Personal stories Rocco’s story

Rocco’s Story

A fight that you will never stop fighting – this is the best way I can explain having a child with special educational needs.

Rocco met all of his milestones – in fact he smashed them at his one year review – then later that year you notice other children are talking and your child isn’t and so you wait a little to see and then decide to get the Health Visitor round – but obviously you are just being super paranoid – aren’t you?

At 2 years and 1 week Rocco was diagnosed with Autism. We were told he may never speak. We were shocked and right there and then my heart broke into a million pieces. I thought OK what do I need to do to make this easier for Rocco. Thinking I would have a team of support after diagnosis I found we were completely on our own – in essence dropped and left to fend for ourselves. I had no idea what I was meant to do.

The years of research and finding the best possible people began and to be honest I don’t think it will ever end.

The costs of getting all of the correct information needed is astronomical. The emotional rollercoaster of finding the right school!

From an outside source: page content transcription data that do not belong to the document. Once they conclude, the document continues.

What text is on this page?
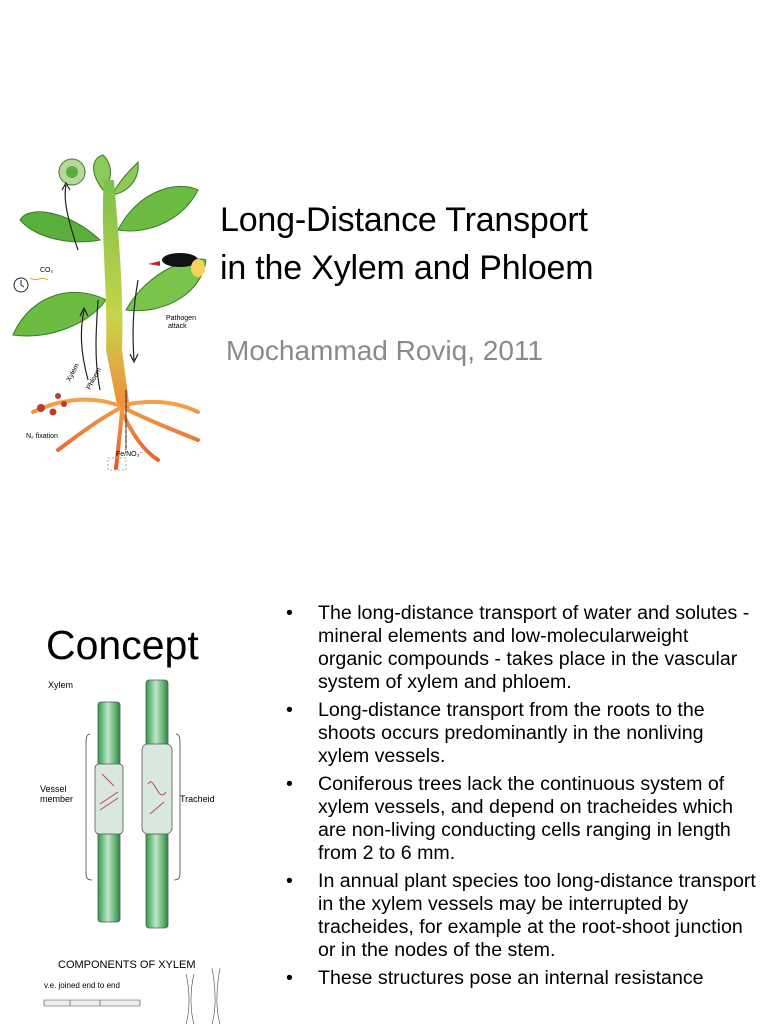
CO₂
Pathogen
attack
Xylem Phloem
N₂ fixation
Fe/NO₃⁻
Long-Distance Transport
in the Xylem and Phloem

Mochammad Roviq, 2011

Concept
Xylem
Vessel
member	Tracheid
COMPONENTS OF XYLEM
v.e. joined end to end
• The long-distance transport of water and solutes - mineral elements and low-molecularweight organic compounds - takes place in the vascular system of xylem and phloem.
• Long-distance transport from the roots to the shoots occurs predominantly in the nonliving xylem vessels.
• Coniferous trees lack the continuous system of xylem vessels, and depend on tracheides which are non-living conducting cells ranging in length from 2 to 6 mm.
• In annual plant species too long-distance transport in the xylem vessels may be interrupted by tracheides, for example at the root-shoot junction or in the nodes of the stem.
• These structures pose an internal resistance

You take the advice and this comes back as mainstream with support – but you know that your child would never survive in a mainstream environment. You know that would be a terrible idea but you have absolutely no idea how you get into a specialist school.

We were lucky to live in the same little village as an amazing Speech and Language school and we paid for Rocco to have a full two day assessment to see if they would accept him – they said Yes!! I thought that was the hardest part!!! How wrong I was!!! Regardless of the fact they could meet all of my child’s needs and felt he would thrive at their school, the council was having none of it!!

After solicitors and panel changes and a lot of personal expense we finally got him into the school he needed to go to – and today he is fully verbal and an absolute joy – and I can say hand on heart without the school we fought for I feel we would have a very different child today. We were the lucky ones.

When my friend told me about a charity called PIN which helped parents fund the essential reports needed I knew I had to give my time and love to this charity. At a real time of desperation they are a beacon of help to parents drowning in the SEN system.